How do I convert strings between ANSI and UTF-8 / 16

jchd · April 15, 2009

Hello group,

I've been trying almost everything possible to convert strings between ANSI (I personaly use Latin-1 codepage) and UTF-8 or UTF-16, but I've had no real success up to now.

I need this because I have to deal with a pure ANSI database using an ODBC layer, a complex GUI interface and two separate SQLite3 (v3.6.13) databases (one utf-8 and one utf-16). Given that this will be routinely used with a significant dataflow volume, I'd like to know which would be the most practical (and if possible efficient) way.

I may be misunderstanding obvious things, but it seems to me that many standard UDF or functions are still working in ANSI mode. Are simple GUI controls (say InputBoxes) delivering ANSI or UTF-8 strings? What is the SQLite3 interface expecting when it comes to data format?

In the same direction, why are UTF-16 (improperly called Unicode) strings passed to/from in dll calls thru obscure structures instead of the wstr type? Aren't wstr's first class citizens?

Another question haunting me: how can I hex-dump a string without going into any conversion? StringToBinary is not an option since it forces you to declare which format the string is using, which is precisely what I need to know!

I really can't understand how all this is supposed to be used in simple or more complex developments!

I apologize for asking that much, but it's a consequence of me wasting ___way___ too much time trying to solve these issues.

Warm thanks in advance for any help.

jchd · April 16, 2009

I try to push up this post in the hope someone could help.

WideBoyDixon · April 16, 2009

Well, I've been playing around with _WinAPI_MultiByteToWideChar() and _WinAPI_WideCharToMultiByte() but try as I might I couldn't get them to work.

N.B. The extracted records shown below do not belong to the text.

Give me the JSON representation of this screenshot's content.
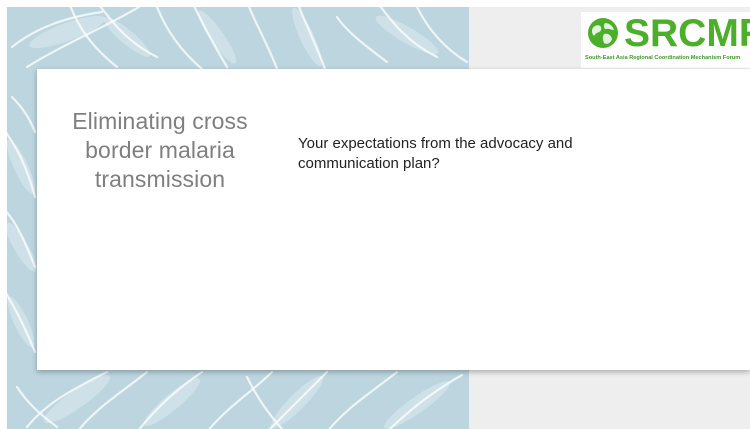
{
  "slide": {
    "title": "Eliminating cross border malaria transmission",
    "body": "Your expectations from the advocacy and communication plan?"
  },
  "logo": {
    "name": "SRCMF",
    "tagline": "South-East Asia Regional Coordination Mechanism Forum",
    "icon": "globe-icon",
    "color": "#4caf2a"
  },
  "colors": {
    "leaf_background": "#bcd5df",
    "side_panel": "#eeeeee",
    "title_text": "#7f7f7f"
  }
}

I've extracted both functions from the WinAPI.au3 file and tweaked them a little to get them working. Below is an example of converting from ANSI to UTF-8. For UTF-16, you'd be as well taking the result from _WBD_WinAPI_MultiByteToWideChar() and re-using it in your function calls with DllStructGetPtr(). I hope this makes sense.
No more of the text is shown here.